Man its hot outside… I barely have clothes on!

105 degrees!!!! WTF it’s hotter den six camels in bagdad

Anyone else get some really frightening visuals after those two tweets?

From Kentucky Wildcats’ Randall Cobb (@rcobb18): I thnk Im spendin my time w the wrong women I thnk I have a chance @ love knowin me I miss it cuz me dedicatin my time just isnt realistic

In other words, "I wanna play around."

From Phoenix Coyotes’ Paul Bissonnette (@BizNasty2point0), two tweets:


Like what’s wrong with people. Is chrysler giving these things away for free?

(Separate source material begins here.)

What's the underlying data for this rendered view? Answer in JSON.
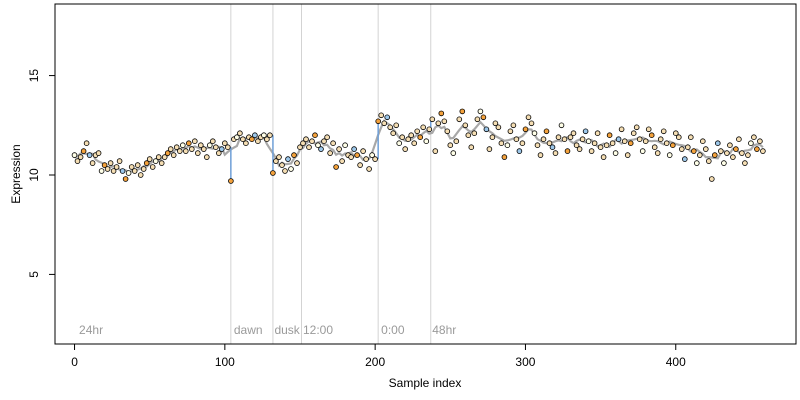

Another munson. Like do u have to custom order that? Does jeep make them that color? Who drives that? fawk.

There were some recent dismissals of Chrysler workers drinking/smoking weed on the job, but that’s probably just a coincidence.

From New Orleans Saints’ Jeremy Shockey (@JeremyShockey): Im in love with Ana De la Reguera.. pls help me out!!

Maybe Kenny Powers can hook you guys up?